BackgroundCognitive impairment is a major comorbidity in children with epilepsy. During the past decade, evidence has emerged that the consolidation of declarative memory (memory for facts and events) is promoted by slow-wave sleep. The aim of this study was to investigate whether sleep architecture is disrupted in children with epilepsy, and whether this disruption impacts on memory consolidation in these children compared with healthy children. MethodsA within-subject comparison of memory retention across similar length intervals overnight (sleep condition) or daytime (wake condition) was performed in 20 children with focal epilepsy (aged 6–16 years) and 19 healthy, age-matched children (controls). For each condition, participants learned a list of semantically related word pairs for cued recall after the interval. Patients participated during admission for video electroencephalogram (EEG) telemetry, whereas controls underwent ambulatory EEG polysomnography across the sleep condition. FindingsChildren with epilepsy had less rapid eye movement sleep (ANCOVA with age as covariate F=8·2, p=0·007) and more stage 2 sleep (F=5·335, p=0·027) than did controls, but a similar amount of slow-wave sleep and stage 1 sleep.
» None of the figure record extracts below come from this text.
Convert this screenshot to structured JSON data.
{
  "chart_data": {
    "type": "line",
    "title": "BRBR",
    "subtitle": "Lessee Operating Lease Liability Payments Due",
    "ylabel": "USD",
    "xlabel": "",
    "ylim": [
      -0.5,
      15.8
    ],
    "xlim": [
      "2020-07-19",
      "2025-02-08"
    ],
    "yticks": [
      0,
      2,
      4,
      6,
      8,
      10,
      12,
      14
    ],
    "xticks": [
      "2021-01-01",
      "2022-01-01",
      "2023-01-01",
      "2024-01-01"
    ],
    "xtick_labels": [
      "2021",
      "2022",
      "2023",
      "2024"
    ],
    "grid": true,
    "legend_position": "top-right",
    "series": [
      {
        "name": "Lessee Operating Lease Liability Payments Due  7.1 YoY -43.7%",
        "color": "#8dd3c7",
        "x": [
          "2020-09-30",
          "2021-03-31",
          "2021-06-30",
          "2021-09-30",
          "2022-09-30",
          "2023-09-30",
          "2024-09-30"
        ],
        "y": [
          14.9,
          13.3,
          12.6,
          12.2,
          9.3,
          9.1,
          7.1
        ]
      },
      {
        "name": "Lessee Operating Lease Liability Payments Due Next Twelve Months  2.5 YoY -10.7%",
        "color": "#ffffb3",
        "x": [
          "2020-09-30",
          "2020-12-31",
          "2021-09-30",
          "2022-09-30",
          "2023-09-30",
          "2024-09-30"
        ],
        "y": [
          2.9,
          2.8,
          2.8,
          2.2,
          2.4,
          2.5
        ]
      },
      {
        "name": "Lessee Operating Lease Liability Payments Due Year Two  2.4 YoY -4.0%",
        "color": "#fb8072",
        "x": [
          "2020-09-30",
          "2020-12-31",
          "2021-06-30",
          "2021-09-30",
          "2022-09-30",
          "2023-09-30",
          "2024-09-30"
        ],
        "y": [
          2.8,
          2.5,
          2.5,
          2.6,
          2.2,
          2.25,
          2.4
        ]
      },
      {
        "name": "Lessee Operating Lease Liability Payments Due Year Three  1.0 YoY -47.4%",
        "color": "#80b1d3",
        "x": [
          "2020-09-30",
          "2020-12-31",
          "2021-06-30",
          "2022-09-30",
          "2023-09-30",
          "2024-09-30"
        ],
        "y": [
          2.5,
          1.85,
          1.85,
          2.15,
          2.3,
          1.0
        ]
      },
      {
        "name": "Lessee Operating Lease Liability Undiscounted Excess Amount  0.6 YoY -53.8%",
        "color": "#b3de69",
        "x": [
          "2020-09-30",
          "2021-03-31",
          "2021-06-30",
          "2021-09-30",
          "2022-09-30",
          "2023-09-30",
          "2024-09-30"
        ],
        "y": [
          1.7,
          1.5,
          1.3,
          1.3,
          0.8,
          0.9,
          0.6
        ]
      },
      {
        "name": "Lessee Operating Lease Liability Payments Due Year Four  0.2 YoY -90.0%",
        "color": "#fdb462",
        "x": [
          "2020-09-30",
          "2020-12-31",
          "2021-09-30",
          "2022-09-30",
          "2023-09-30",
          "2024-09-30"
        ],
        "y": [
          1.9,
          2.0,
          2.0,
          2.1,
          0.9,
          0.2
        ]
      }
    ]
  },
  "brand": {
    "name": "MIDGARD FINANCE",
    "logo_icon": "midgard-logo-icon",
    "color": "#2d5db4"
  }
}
Memory retention was greater in the sleep than the wake condition (repeated measures ANOVA F=7·876, p=0·008) and there was no significant interaction effect with group (patients vs controls) or order of conditions. The difference in memory retention scores between the sleep and wake conditions correlated with the proportion of time that the child spent in slow-wave sleep across the total sample (Pearson r=0·461, p=0·003). This association was significant in controls (r=0·546, p=0·051), but did not reach significance in children with epilepsy, and was not altered after controlling for age. InterpretationPatients with focal epilepsy show benefit to memory consolidation with sleep similar to that seen in healthy individuals, despite the underlying disease and effects of treatment. The association with slow-wave sleep, which is preserved at the expense of rapid eye movement sleep, also seems robust. Our findings suggest that the enhancement of slow-wave sleep—by behavioural, pharmacological, or physical means—has the potential to improve cognitive outcome in this patient group. FundingAction Medical Research, Reta Lila Howard Foundation.